Ms Merkel, after 11 years at the helm, now looks increasingly like the only bulwark of stability and liberal freedom among Western allies. “Merkel... has suddenly become the most important leader of the free, democratic and liberal world,” said the left-leaning TAZ daily. The historian and columnist Timothy Garton Ash agreed in an editorial for Britain’s Guardian newspaper:

LEADER OF FREE WORLD

“I’m tempted to say that the leader of the free world is now Angela Merkel.” Rather than visit Britain — a natural stop for any US leader given the two countries’ special relationship, US President Barack Obama is travelling on Wednesday to Berlin on his last official trip to Europe, in what almost seems like the passing of a baton to Ms Merkel. Ahead of the visit, Obama said Merkel “has probably been my closest international partner these last eight years”.

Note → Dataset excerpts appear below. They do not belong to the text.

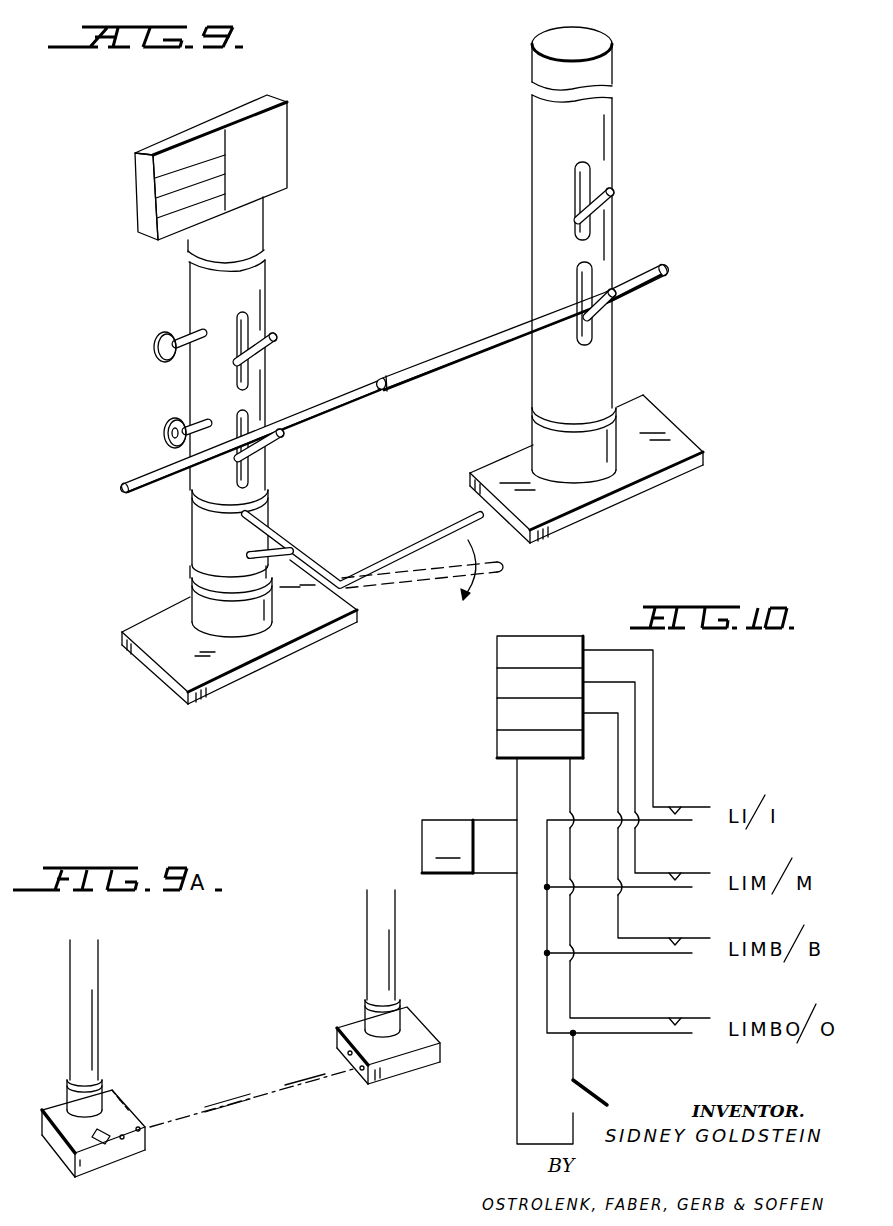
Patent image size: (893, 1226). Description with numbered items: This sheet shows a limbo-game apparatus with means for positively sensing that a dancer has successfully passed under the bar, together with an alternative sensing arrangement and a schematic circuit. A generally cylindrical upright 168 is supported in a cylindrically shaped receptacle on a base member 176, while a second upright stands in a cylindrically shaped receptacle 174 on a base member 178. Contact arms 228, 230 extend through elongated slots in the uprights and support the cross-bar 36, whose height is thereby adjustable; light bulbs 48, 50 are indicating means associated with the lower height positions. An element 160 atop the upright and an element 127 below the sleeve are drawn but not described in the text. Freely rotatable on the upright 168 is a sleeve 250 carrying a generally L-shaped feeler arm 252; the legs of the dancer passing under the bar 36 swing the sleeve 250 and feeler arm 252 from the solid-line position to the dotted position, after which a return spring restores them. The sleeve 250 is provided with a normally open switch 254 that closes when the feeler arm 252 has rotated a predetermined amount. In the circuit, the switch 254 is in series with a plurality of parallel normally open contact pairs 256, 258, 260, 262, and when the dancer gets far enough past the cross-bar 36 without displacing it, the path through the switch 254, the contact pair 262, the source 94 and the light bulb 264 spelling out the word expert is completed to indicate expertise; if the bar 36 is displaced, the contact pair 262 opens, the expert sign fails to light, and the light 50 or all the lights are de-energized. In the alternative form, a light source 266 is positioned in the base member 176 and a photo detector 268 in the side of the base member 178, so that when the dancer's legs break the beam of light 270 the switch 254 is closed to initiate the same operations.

In FIG. 9, the indicator sign 160 is at (270, 225).
In FIG. 9, the light bulb 48 is at (152, 352).
In FIG. 9, the light bulb 50 is at (162, 439).
In FIG. 9, the contact arm 228 is at (277, 348).
In FIG. 9, the contact arm 230 is at (283, 441).
In FIG. 9, the cross-bar 36 is at (346, 388).
In FIG. 9, the sleeve 250 is at (190, 527).
In FIG. 9, the collar 127 is at (191, 592).
In FIG. 9, the base member 176 is at (156, 671).
In FIG. 9A, the base member 176 is at (87, 1143).
In FIG. 9, the feeler arm 252 is at (413, 549).
In FIG. 9, the cylindrically shaped receptacle 174 is at (535, 431).
In FIG. 9, the base member 178 is at (656, 421).
In FIG. 9A, the base member 178 is at (399, 1066).
In FIG. 10, the light bulb 264 is at (495, 700).
In FIG. 10, the source 94 is at (469, 846).
In FIG. 10, the normally open contact pair 256 is at (698, 798).
In FIG. 10, the normally open contact pair 258 is at (698, 864).
In FIG. 10, the normally open contact pair 260 is at (698, 929).
In FIG. 10, the normally open contact pair 262 is at (698, 1009).
In FIG. 10, the normally open switch 254 is at (589, 1099).
In FIG. 9A, the upright 168 is at (101, 1003).
In FIG. 9A, the light source 266 is at (120, 1142).
In FIG. 9A, the photo detector 268 is at (359, 1072).
In FIG. 9A, the beam of light 270 is at (256, 1097).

Ms Merkel’s striking message to Trump after his victory was not lost on observers — where her peers simply pledged close ties, she tied them to democratic values. She said that any “close cooperation” must be on the basis of the “values of democracy, freedom, respect for the rule of law and human dignity, regardless of origin, skin colour, religion, gender, sexual orientation or political belief”.

The remarks indicated the German leader is likely to accept — perhaps grudgingly — the mantle of “leader of the real, remaining West and remind Trump of values”, said Die Welt daily.

“She is more than ever the woman who is countering men like Russian President Vladimir Putin or Turkish President Recep Tayyip Erdogan,” said the TAZ.
Merkel, 62, does not have Obama’s oratorical flourishes but her voice is increasingly forceful on the world stage.

She put her fluent Russian to good use in mediating in the Ukraine conflict with Putin.

When most European countries were busy shutting their doors to refugees fleeing war in predominantly Muslim countries, Merkel let in nearly 900,000 people last year — a stance that Trump branded “insane”.